Applying Data Protection Flashcards
Define Anonymity? and how can we understand it in information technology?
Anonymity is a situation where the identity of the person acting is unknown. In information technology, it refers to data where it is impossible to identify the individual whose data is processed.
Give Examples of re-identifying individuals!
IP addresses assigned by Internet Service Providers (ISPs) who can identify individuals,
location data history, which can often reveal an individual,
unique identifiers such as social security numbers, customer numbers, or personnel numbers, that can be mapped to an individual, and
statistical data filtering, which can often reveal the identity of an individual.
What is K-Anonymity? And how can we achieve it?
K-anonymity is a concept that manages the conflict of using data and, at the same time, protecting the privacy of the individuals involved with the data. This compromise is achieved by making the data less accurate.
Which Methods could we use to achieve K-Anonymity?

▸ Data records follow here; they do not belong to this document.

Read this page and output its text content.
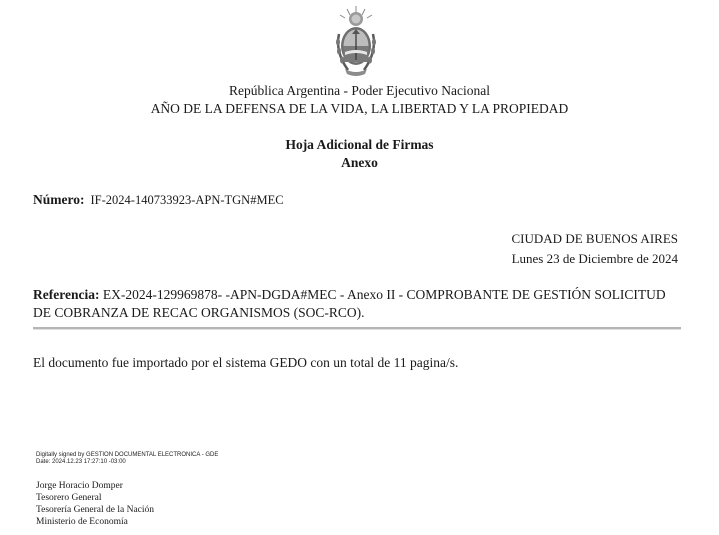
República Argentina - Poder Ejecutivo Nacional
AÑO DE LA DEFENSA DE LA VIDA, LA LIBERTAD Y LA PROPIEDAD
Hoja Adicional de Firmas
Anexo
Número: IF-2024-140733923-APN-TGN#MEC
CIUDAD DE BUENOS AIRES
Lunes 23 de Diciembre de 2024
Referencia: EX-2024-129969878- -APN-DGDA#MEC - Anexo II - COMPROBANTE DE GESTIÓN SOLICITUD DE COBRANZA DE RECAC ORGANISMOS (SOC-RCO).
El documento fue importado por el sistema GEDO con un total de 11 pagina/s.
Digitally signed by GESTION DOCUMENTAL ELECTRONICA - GDE
Date: 2024.12.23 17:27:10 -03:00
Jorge Horacio Domper
Tesorero General
Tesorería General de la Nación
Ministerio de Economía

Suppression: Attributes are removed completely, in this case the name and the country.
Generalization: The process of replacing specific data with broader categories. Example: instead of using the exact Age (29) use a range (20 to 30) or <30.
What is L-Diversity?
L-diversity is a form of group-based anonymization that is used to preserve privacy in data sets by reducing the granularity of a data representation. It is an extension of the k-anonymity model. Example: instead of using the clear Age (29) write it like this (2*).
What is Differential Privacy and what is it used for?
Differential privacy changes data so that it still can be used statistically, but the privacy of individuals is maintained. A common example is to survey individuals if they possess a certain trait.
How does Differential Privacy achieve the requested level of privacy?
Differential privacy adds random noise to a dataset in order to achieve the requested level of privacy. These can be random dummy records that are added or random changes to datasets. and uses the parameter ε to measure the privacy of a dataset.